You Should Fear Civil Forfeiture Laws

In the last fifteen years police departments across the country have seized $2.5 billion – yes, billion – from more than 62,000 citizens who were never even charged with a crime, let alone convicted. Law enforcement agencies across the U.S. do this under the civil forfeiture law, which allows law enforcement agencies to take assets from persons suspected of engaging in illegal activity without having to actually prove that there was a crime. If you carry cash the next time you head out for a drive, you should fear the civil forfeiture laws.

Property has fewer rights than a person

The rationale behind the civil forfeiture is that the issue at dispute is a piece of property, not a person and property has far fewer rights than does a person. There is also a procedure for criminal forfeiture, but since that requires a greater burden of proof on the part of law enforcement, civil forfeiture is the preferred course.

John Oliver raises issue

John Oliver, the host of HBO’s “Last Week Tonight,” raised the issue in a broadcast from mid-2014. For many, it was a wake-up call to the “sort of police behavior that we laugh at other countries for, along with their accents and silly hats,” as Oliver put it.
But, this is no laughing matter to the thousands of Americans who have been stopped while driving and had money seized based on nothing more than a suspicion on the part of the cop that the money was from, or intended for, an illegal activity. Most of the seizures are for a small amount, often under a $1,000 and the cost for a citizen to retain a lawyer and go through the court system to challenge the seizure is often far more than the amount at stake.
Only a sixth of the seizures were legally challenged, in part because of the costs of legal action against the government. But in 41 percent of cases — 4,455 — where there was a challenge, the government agreed to return money. The appeals process took more than a year in 40 percent of those cases and often required owners of the cash to sign agreements not to sue police over the seizures. — The Washington Post

Finding the right target

According to The Washington Post, this has led to a new business for firms that specialize in teaching police departments on the techniques of “highway interdiction.” There are videos and training materials that instruct police which motorist are good targets to stop in the hopes of finding assets (usually cash) that can be seized without ever having to charge or convict someone of a crime.

Police often keep 100% of seized assets

The police have plenty of incentive to seize assets under the civil forfeiture law. In 25 states, and at the federal level, the police or agency taking the funds are allowed to keep 100% of the amount seized. In other states, they are permitted to keep between 45-95% of the monies taken, with the rest going into the state’s general fund.
The Department of Justice and many law enforcement agencies feel that civil forfeiture is an important tool in the war on drugs and other crimes. There is no reason to doubt that in some, perhaps even a majority, of cases there was probably a crime involved with the money.

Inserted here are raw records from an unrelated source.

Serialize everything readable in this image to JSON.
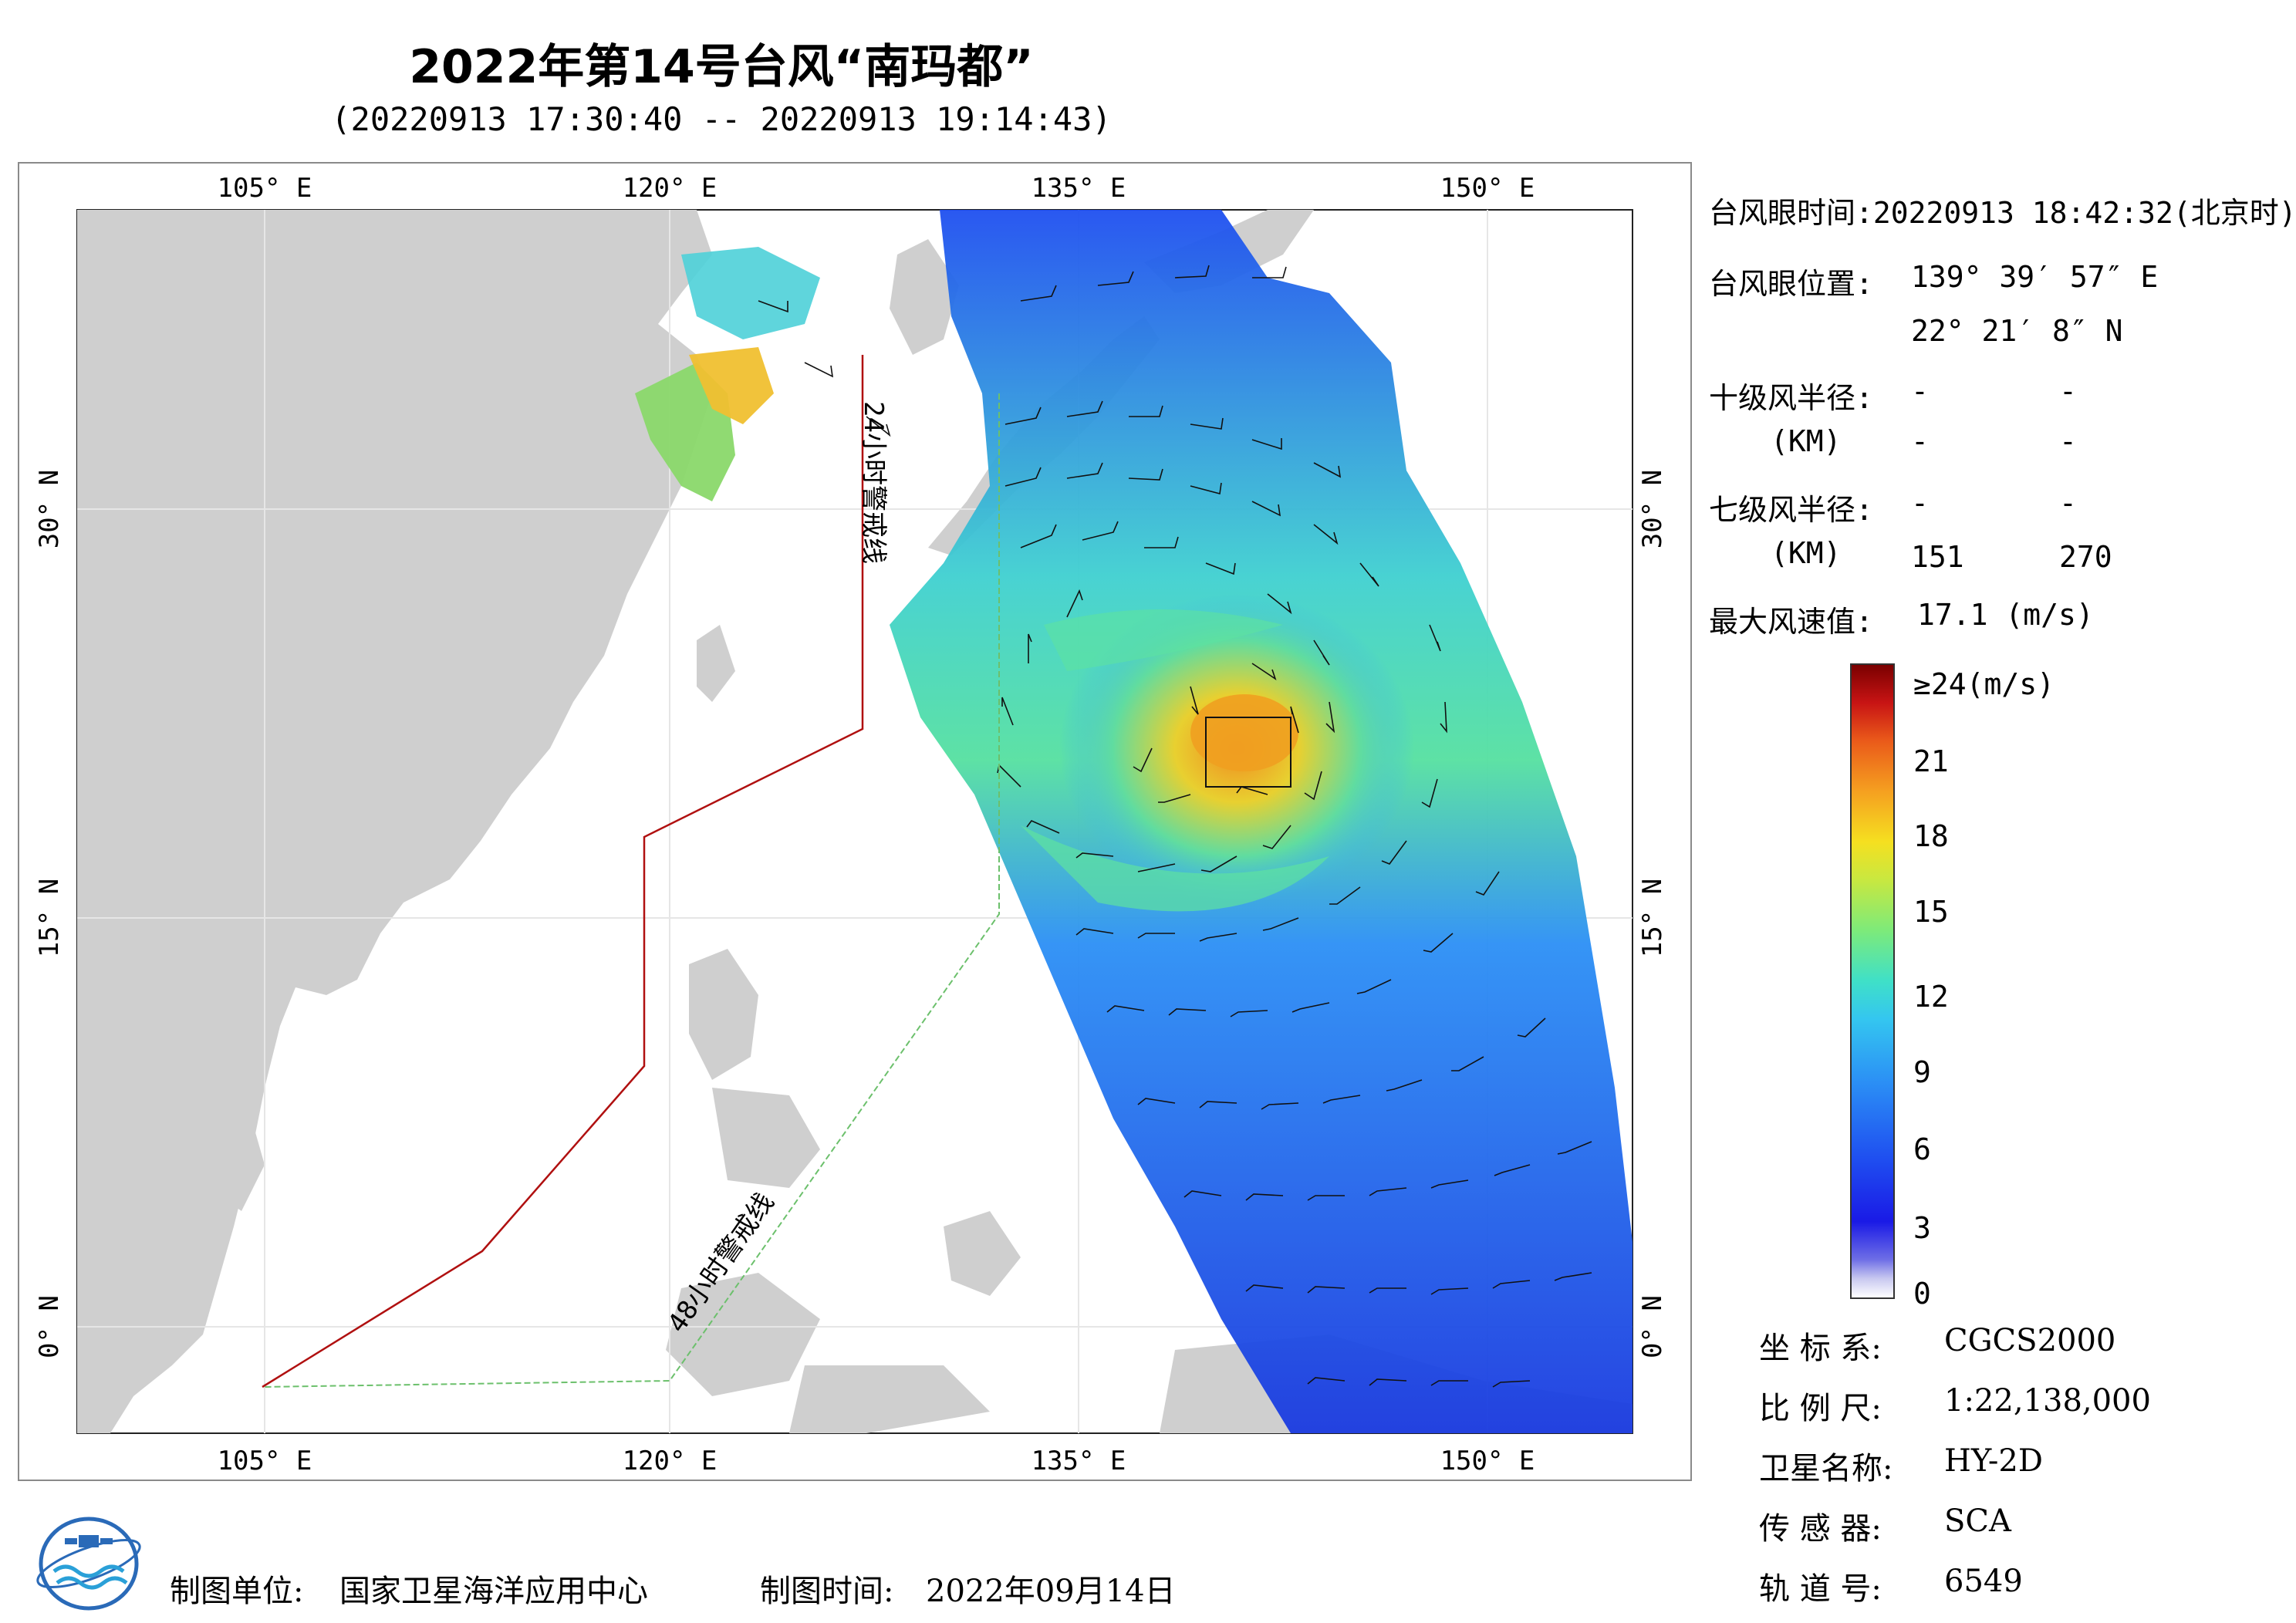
{
  "title": "2022年第14号台风“南玛都”",
  "subtitle": "(20220913 17:30:40 -- 20220913 19:14:43)",
  "map": {
    "lon_ticks": [
      "105° E",
      "120° E",
      "135° E",
      "150° E"
    ],
    "lat_ticks_left": [
      "30° N",
      "15° N",
      "0° N"
    ],
    "lat_ticks_right": [
      "30° N",
      "15° N",
      "0° N"
    ],
    "line_24h": "24小时警戒线",
    "line_48h": "48小时警戒线",
    "colors": {
      "land": "#cfcfcf",
      "sea": "#ffffff",
      "line_24h": "#b01010",
      "line_48h": "#6cc06c"
    }
  },
  "info": {
    "eye_time_label": "台风眼时间:",
    "eye_time_value": "20220913 18:42:32(北京时)",
    "eye_pos_label": "台风眼位置:",
    "eye_lon": "139° 39′ 57″ E",
    "eye_lat": "22° 21′ 8″ N",
    "r10_label": "十级风半径:",
    "r10_unit": "(KM)",
    "r10_values": [
      "-",
      "-",
      "-",
      "-"
    ],
    "r7_label": "七级风半径:",
    "r7_unit": "(KM)",
    "r7_values": [
      "-",
      "-",
      "151",
      "270"
    ],
    "max_wind_label": "最大风速值:",
    "max_wind_value": "17.1 (m/s)"
  },
  "legend": {
    "labels": [
      "≥24(m/s)",
      "21",
      "18",
      "15",
      "12",
      "9",
      "6",
      "3",
      "0"
    ]
  },
  "meta": {
    "crs_label": "坐 标 系:",
    "crs_value": "CGCS2000",
    "scale_label": "比 例 尺:",
    "scale_value": "1:22,138,000",
    "satellite_label": "卫星名称:",
    "satellite_value": "HY-2D",
    "sensor_label": "传 感 器:",
    "sensor_value": "SCA",
    "orbit_label": "轨 道 号:",
    "orbit_value": "6549"
  },
  "footer": {
    "unit_label": "制图单位:",
    "unit_value": "国家卫星海洋应用中心",
    "time_label": "制图时间:",
    "time_value": "2022年09月14日",
    "logo": "nsoas-logo"
  }
}
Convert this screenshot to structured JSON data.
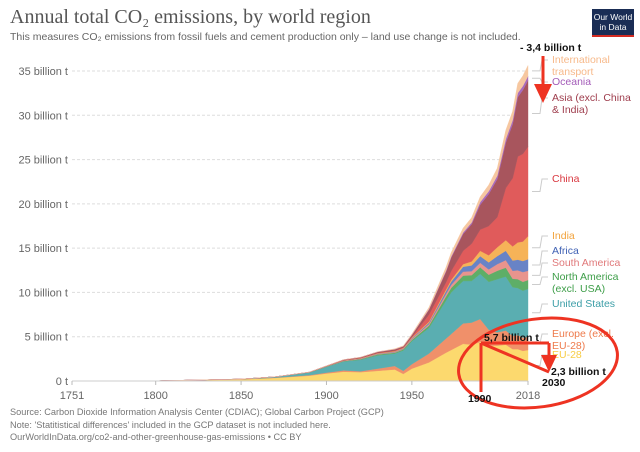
{
  "header": {
    "title": "Annual total CO₂ emissions, by world region",
    "subtitle": "This measures CO₂ emissions from fossil fuels and cement production only – land use change is not included.",
    "logo_line1": "Our World",
    "logo_line2": "in Data",
    "logo_color": "#1a2d55",
    "logo_accent": "#d42b21"
  },
  "footer": {
    "source": "Source: Carbon Dioxide Information Analysis Center (CDIAC); Global Carbon Project (GCP)",
    "note": "Note: 'Statitistical differences' included in the GCP dataset is not included here.",
    "url": "OurWorldInData.org/co2-and-other-greenhouse-gas-emissions • CC BY"
  },
  "chart_data": {
    "type": "area",
    "stacked": true,
    "title": "Annual total CO₂ emissions, by world region",
    "xlabel": "",
    "ylabel": "",
    "xlim": [
      1751,
      2018
    ],
    "ylim": [
      0,
      36
    ],
    "grid": true,
    "legend_placement": "right",
    "x_ticks": [
      "1751",
      "1800",
      "1850",
      "1900",
      "1950",
      "2018"
    ],
    "y_ticks": [
      {
        "value": 0,
        "label": "0 t"
      },
      {
        "value": 5,
        "label": "5 billion t"
      },
      {
        "value": 10,
        "label": "10 billion t"
      },
      {
        "value": 15,
        "label": "15 billion t"
      },
      {
        "value": 20,
        "label": "20 billion t"
      },
      {
        "value": 25,
        "label": "25 billion t"
      },
      {
        "value": 30,
        "label": "30 billion t"
      },
      {
        "value": 35,
        "label": "35 billion t"
      }
    ],
    "x": [
      1751,
      1800,
      1850,
      1870,
      1890,
      1900,
      1910,
      1920,
      1930,
      1940,
      1945,
      1950,
      1960,
      1970,
      1973,
      1980,
      1985,
      1990,
      1995,
      2000,
      2005,
      2009,
      2012,
      2015,
      2018
    ],
    "series": [
      {
        "name": "EU-28",
        "color": "#fcd96e",
        "values": [
          0.0,
          0.02,
          0.18,
          0.35,
          0.6,
          0.85,
          1.05,
          1.0,
          1.15,
          1.3,
          0.8,
          1.4,
          2.1,
          3.2,
          3.5,
          4.2,
          4.1,
          4.4,
          4.0,
          4.0,
          4.1,
          3.6,
          3.6,
          3.4,
          3.5
        ]
      },
      {
        "name": "Europe (excl. EU-28)",
        "color": "#f0906a",
        "values": [
          0.0,
          0.0,
          0.02,
          0.03,
          0.06,
          0.1,
          0.15,
          0.1,
          0.25,
          0.4,
          0.35,
          0.5,
          1.0,
          1.6,
          1.8,
          2.3,
          2.5,
          2.6,
          1.8,
          1.5,
          1.6,
          1.5,
          1.6,
          1.5,
          1.5
        ]
      },
      {
        "name": "United States",
        "color": "#5aaeb1",
        "values": [
          0.0,
          0.0,
          0.02,
          0.1,
          0.3,
          0.65,
          1.0,
          1.3,
          1.5,
          1.4,
          2.3,
          2.6,
          2.9,
          4.3,
          4.7,
          4.8,
          4.7,
          5.1,
          5.4,
          6.0,
          6.1,
          5.5,
          5.3,
          5.3,
          5.4
        ]
      },
      {
        "name": "North America (excl. USA)",
        "color": "#5eae67",
        "values": [
          0.0,
          0.0,
          0.0,
          0.0,
          0.02,
          0.03,
          0.05,
          0.07,
          0.1,
          0.1,
          0.12,
          0.15,
          0.25,
          0.45,
          0.5,
          0.6,
          0.65,
          0.75,
          0.8,
          0.95,
          1.0,
          0.95,
          1.0,
          1.0,
          1.0
        ]
      },
      {
        "name": "South America",
        "color": "#e8948d",
        "values": [
          0.0,
          0.0,
          0.0,
          0.0,
          0.01,
          0.02,
          0.03,
          0.04,
          0.05,
          0.06,
          0.06,
          0.1,
          0.18,
          0.3,
          0.35,
          0.45,
          0.45,
          0.5,
          0.6,
          0.75,
          0.85,
          0.9,
          1.0,
          1.1,
          1.05
        ]
      },
      {
        "name": "Africa",
        "color": "#6883c6",
        "values": [
          0.0,
          0.0,
          0.0,
          0.0,
          0.0,
          0.01,
          0.02,
          0.03,
          0.04,
          0.05,
          0.05,
          0.08,
          0.15,
          0.3,
          0.35,
          0.55,
          0.65,
          0.75,
          0.8,
          0.9,
          1.05,
          1.15,
          1.2,
          1.25,
          1.3
        ]
      },
      {
        "name": "India",
        "color": "#f6b358",
        "values": [
          0.0,
          0.0,
          0.0,
          0.0,
          0.01,
          0.02,
          0.03,
          0.04,
          0.05,
          0.06,
          0.06,
          0.07,
          0.12,
          0.2,
          0.22,
          0.3,
          0.45,
          0.6,
          0.8,
          1.0,
          1.2,
          1.6,
          1.95,
          2.2,
          2.6
        ]
      },
      {
        "name": "China",
        "color": "#e05b5b",
        "values": [
          0.0,
          0.0,
          0.0,
          0.0,
          0.0,
          0.01,
          0.02,
          0.03,
          0.04,
          0.05,
          0.05,
          0.08,
          0.8,
          0.8,
          1.0,
          1.5,
          2.0,
          2.4,
          3.3,
          3.4,
          5.9,
          7.7,
          9.7,
          9.9,
          10.1
        ]
      },
      {
        "name": "Asia (excl. China & India)",
        "color": "#a8555d",
        "values": [
          0.0,
          0.0,
          0.0,
          0.0,
          0.01,
          0.02,
          0.05,
          0.07,
          0.1,
          0.15,
          0.12,
          0.2,
          0.55,
          1.2,
          1.5,
          1.9,
          2.2,
          2.8,
          3.6,
          4.3,
          5.1,
          6.1,
          6.7,
          7.2,
          7.5
        ]
      },
      {
        "name": "Oceania",
        "color": "#a86bbd",
        "values": [
          0.0,
          0.0,
          0.0,
          0.0,
          0.0,
          0.0,
          0.01,
          0.01,
          0.02,
          0.02,
          0.02,
          0.03,
          0.06,
          0.1,
          0.12,
          0.16,
          0.2,
          0.3,
          0.33,
          0.38,
          0.42,
          0.45,
          0.46,
          0.46,
          0.47
        ]
      },
      {
        "name": "International transport",
        "color": "#f6c7a0",
        "values": [
          0.0,
          0.0,
          0.0,
          0.0,
          0.0,
          0.0,
          0.0,
          0.0,
          0.0,
          0.05,
          0.05,
          0.1,
          0.2,
          0.4,
          0.45,
          0.5,
          0.55,
          0.6,
          0.7,
          0.85,
          1.0,
          1.0,
          1.1,
          1.15,
          1.2
        ]
      }
    ],
    "annotations": [
      {
        "text": "- 3,4 billion t",
        "type": "arrow-label"
      },
      {
        "text": "5,7 billion t",
        "type": "arrow-label"
      },
      {
        "text": "2,3 billion t",
        "type": "arrow-label"
      },
      {
        "text": "1990",
        "type": "year-marker"
      },
      {
        "text": "2030",
        "type": "year-marker"
      }
    ],
    "annotation_color": "#ee3322"
  },
  "legend": [
    {
      "line1": "International",
      "line2": "transport",
      "color": "#f7b98a"
    },
    {
      "line1": "Oceania",
      "line2": "",
      "color": "#a35bb8"
    },
    {
      "line1": "Asia (excl. China",
      "line2": "& India)",
      "color": "#9e3c4c"
    },
    {
      "line1": "China",
      "line2": "",
      "color": "#d9373f"
    },
    {
      "line1": "India",
      "line2": "",
      "color": "#f2a33c"
    },
    {
      "line1": "Africa",
      "line2": "",
      "color": "#3f61b4"
    },
    {
      "line1": "South America",
      "line2": "",
      "color": "#e0797a"
    },
    {
      "line1": "North America",
      "line2": "(excl. USA)",
      "color": "#3e9e49"
    },
    {
      "line1": "United States",
      "line2": "",
      "color": "#3c9ea7"
    },
    {
      "line1": "Europe (excl.",
      "line2": "EU-28)",
      "color": "#ee7a4b"
    },
    {
      "line1": "EU-28",
      "line2": "",
      "color": "#f7cd45"
    }
  ]
}
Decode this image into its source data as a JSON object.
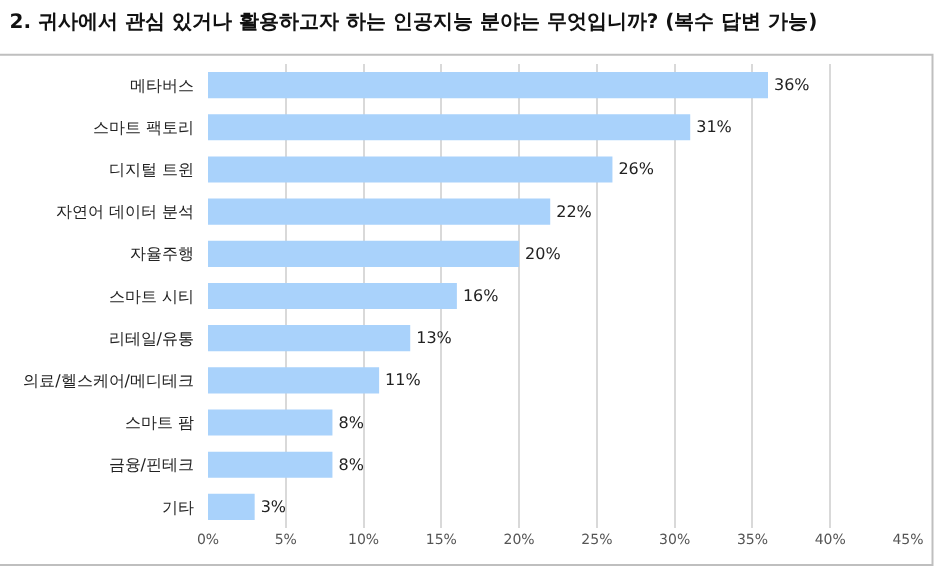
{
  "chart_data": {
    "type": "bar",
    "orientation": "horizontal",
    "title": "2. 귀사에서 관심 있거나 활용하고자 하는 인공지능 분야는 무엇입니까? (복수 답변 가능)",
    "categories": [
      "메타버스",
      "스마트 팩토리",
      "디지털 트윈",
      "자연어 데이터 분석",
      "자율주행",
      "스마트 시티",
      "리테일/유통",
      "의료/헬스케어/메디테크",
      "스마트 팜",
      "금융/핀테크",
      "기타"
    ],
    "values": [
      36,
      31,
      26,
      22,
      20,
      16,
      13,
      11,
      8,
      8,
      3
    ],
    "value_labels": [
      "36%",
      "31%",
      "26%",
      "22%",
      "20%",
      "16%",
      "13%",
      "11%",
      "8%",
      "8%",
      "3%"
    ],
    "color": "#a9d2fb",
    "xlim": [
      0,
      45
    ],
    "xticks": [
      {
        "value": 0,
        "label": "0%"
      },
      {
        "value": 5,
        "label": "5%"
      },
      {
        "value": 10,
        "label": "10%"
      },
      {
        "value": 15,
        "label": "15%"
      },
      {
        "value": 20,
        "label": "20%"
      },
      {
        "value": 25,
        "label": "25%"
      },
      {
        "value": 30,
        "label": "30%"
      },
      {
        "value": 35,
        "label": "35%"
      },
      {
        "value": 40,
        "label": "40%"
      },
      {
        "value": 45,
        "label": "45%"
      }
    ],
    "grid": "x"
  }
}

But, what bothers many is that innocent citizens have their assets taken without the traditional right to due process that is a foundation of the legal system.
A law enforcement officer will typically say that this is stuff taken from criminals. My response is, how would they know? They don't charge anyone, much less convict them. People say this is an essential crimefighting tool but there's no evidence. — Dick Carpenter, Institute for Justice

States are reforming laws

John Oliver’s broadcast has resulted in renewed efforts to reform the civil forfeiture laws. In the past two years, ten states have passed some form of civil forfeiture reform. Last week, California Gov. Jerry Brown signed a bill that requires a conviction before assets can be seized. It also closes a loophole that allowed local agencies to transfer seized property to the federal government to escape the state conviction process. The California legislature had rejected a similar reform bill in 2015.